The Word Wizards and Me

 We introduced ourselves at the pool. “Maggie here, morning.

“Good morning to you, I’m Barbara Hodges.”

After the workout we chatted. “I’m a writer,” she said.

 “So am I,” I blurted, and it’s been a fun ride ever since.
My writing up to that day was full on non-fiction. Writing essays and presentations; working on projects for the degree and teaching credential, completing individual and group work for continuing ed units.It was working writing. I hadn’t written a page of fiction for years, then I found a small writer group and sat with them for a year or so back in the Pasadena years. We focused on creativity and worked with writing prompts-some of them linger in my mind today. We scribbled away then read aloud to one another. Not a hint of critique from anyone. The point was to get words on paper, however they landed.
I met with the Word Wizards ten or more years when all four founding Wizards still sat with us; all of them published, sure of themselves and ready and willing to help a newbie.
It was a steep learning curve from day one.
This was a critique group. Of course the art of writing and the fun with characters and dialog were discussed; my challenge was to learn how to take critique and use it to improve my pages. I treasured my words. The characters were fully realized, their dialog all it should be-blah-blah-blah. Like many beginners before me I defended every point and tried to win it.
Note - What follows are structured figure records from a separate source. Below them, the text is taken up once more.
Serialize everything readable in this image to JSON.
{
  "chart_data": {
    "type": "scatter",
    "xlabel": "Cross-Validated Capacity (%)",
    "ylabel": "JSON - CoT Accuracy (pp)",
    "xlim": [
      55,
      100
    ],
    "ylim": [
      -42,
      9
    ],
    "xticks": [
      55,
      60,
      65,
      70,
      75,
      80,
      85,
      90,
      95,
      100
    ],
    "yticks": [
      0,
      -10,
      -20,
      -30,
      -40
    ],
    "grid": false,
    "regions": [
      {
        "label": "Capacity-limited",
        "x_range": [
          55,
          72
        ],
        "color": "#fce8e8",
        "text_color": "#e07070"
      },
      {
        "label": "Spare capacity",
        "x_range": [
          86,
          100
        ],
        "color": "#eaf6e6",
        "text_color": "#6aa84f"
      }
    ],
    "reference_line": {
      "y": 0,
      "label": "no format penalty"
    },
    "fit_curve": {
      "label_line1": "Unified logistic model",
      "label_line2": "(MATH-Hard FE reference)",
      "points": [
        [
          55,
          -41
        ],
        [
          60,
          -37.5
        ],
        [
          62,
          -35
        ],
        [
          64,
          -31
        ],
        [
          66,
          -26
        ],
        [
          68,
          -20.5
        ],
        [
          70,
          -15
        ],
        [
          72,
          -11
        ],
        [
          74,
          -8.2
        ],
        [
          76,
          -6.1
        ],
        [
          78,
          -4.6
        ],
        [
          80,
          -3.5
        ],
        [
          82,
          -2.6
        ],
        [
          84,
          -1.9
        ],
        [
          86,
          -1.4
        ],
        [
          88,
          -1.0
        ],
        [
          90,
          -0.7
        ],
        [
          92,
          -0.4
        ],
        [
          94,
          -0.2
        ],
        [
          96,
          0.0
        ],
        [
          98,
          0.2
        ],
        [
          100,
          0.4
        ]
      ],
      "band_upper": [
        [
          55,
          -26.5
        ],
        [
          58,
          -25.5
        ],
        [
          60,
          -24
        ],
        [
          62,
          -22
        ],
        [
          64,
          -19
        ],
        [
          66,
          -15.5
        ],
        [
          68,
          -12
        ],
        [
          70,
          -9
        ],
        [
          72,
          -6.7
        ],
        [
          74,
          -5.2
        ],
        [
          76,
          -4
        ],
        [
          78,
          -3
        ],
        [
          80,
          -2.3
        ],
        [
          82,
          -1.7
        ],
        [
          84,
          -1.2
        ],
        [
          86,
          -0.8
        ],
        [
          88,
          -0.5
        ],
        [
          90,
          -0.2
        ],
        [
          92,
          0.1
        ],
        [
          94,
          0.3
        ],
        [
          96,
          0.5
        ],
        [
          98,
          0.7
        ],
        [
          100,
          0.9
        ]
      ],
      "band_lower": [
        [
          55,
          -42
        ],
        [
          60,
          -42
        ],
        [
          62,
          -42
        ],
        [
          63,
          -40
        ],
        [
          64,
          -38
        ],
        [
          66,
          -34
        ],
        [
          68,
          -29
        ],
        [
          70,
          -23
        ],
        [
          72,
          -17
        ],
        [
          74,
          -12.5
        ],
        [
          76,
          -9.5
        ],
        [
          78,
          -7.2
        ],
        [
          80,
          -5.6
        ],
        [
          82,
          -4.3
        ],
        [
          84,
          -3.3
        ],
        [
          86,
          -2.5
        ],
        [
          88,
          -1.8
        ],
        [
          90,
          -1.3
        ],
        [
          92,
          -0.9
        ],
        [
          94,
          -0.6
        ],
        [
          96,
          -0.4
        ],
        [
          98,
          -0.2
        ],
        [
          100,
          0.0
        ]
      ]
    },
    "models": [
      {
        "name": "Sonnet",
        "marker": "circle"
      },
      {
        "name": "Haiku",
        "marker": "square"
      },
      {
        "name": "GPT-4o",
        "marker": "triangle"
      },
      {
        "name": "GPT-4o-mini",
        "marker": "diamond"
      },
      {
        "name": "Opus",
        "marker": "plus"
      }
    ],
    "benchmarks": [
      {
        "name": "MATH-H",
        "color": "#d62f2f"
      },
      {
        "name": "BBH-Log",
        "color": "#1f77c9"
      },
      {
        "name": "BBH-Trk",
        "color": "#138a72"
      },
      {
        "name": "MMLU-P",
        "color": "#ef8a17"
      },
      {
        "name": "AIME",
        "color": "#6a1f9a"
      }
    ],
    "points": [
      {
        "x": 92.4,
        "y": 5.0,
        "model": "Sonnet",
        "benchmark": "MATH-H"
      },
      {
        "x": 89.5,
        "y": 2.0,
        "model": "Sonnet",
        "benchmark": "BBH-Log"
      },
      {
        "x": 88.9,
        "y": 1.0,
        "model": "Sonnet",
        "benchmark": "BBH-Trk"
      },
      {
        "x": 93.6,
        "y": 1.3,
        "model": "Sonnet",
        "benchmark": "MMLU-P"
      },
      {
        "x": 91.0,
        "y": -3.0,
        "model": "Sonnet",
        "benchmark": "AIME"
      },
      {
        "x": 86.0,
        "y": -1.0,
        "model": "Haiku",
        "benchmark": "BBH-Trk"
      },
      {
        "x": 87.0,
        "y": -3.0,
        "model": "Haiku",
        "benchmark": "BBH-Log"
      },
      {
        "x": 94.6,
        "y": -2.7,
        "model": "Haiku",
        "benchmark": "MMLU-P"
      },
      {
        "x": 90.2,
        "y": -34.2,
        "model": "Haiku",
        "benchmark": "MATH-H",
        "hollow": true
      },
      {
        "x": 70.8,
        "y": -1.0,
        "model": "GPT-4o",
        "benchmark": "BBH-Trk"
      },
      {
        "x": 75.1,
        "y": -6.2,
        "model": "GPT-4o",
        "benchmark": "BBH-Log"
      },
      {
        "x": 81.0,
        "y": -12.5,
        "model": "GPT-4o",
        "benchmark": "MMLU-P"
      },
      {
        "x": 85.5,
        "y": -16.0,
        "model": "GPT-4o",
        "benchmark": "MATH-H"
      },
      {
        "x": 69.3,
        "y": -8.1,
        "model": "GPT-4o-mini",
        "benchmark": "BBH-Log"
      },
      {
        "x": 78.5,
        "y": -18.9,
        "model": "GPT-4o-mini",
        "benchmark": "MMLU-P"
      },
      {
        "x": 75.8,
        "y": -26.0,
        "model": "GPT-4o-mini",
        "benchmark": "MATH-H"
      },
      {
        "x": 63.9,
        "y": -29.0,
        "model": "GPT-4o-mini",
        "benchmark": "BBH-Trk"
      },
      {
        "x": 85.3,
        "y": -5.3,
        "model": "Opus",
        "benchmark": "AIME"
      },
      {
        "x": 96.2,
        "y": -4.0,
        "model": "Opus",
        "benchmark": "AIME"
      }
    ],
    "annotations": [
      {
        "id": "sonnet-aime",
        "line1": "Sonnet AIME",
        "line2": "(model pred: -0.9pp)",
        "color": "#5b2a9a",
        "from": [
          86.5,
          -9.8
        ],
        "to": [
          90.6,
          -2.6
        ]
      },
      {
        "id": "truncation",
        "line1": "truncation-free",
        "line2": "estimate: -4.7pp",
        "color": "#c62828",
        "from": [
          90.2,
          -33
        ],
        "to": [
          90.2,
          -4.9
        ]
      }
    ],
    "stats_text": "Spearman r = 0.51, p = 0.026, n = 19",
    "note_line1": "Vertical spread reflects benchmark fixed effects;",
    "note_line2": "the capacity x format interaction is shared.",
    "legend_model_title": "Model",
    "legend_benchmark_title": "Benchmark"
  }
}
Not the preferred response, I soon learned.
   I dare say, without the valuable skills (see above) I learned over time, this little essay itself would be poorly punctuated and the narrative would likely be bullet point style. Sitting with the Word Wizards has been busy and demanding and at the same time an experience learning from peers and having discussions that matter about the crafts of writing. I wouldn’t trade it for anything. At times the group is like a family, at times like a group of asylum escapees-but never dull or boring.
   Thanks, fellow Wizards, for still letting me in the door.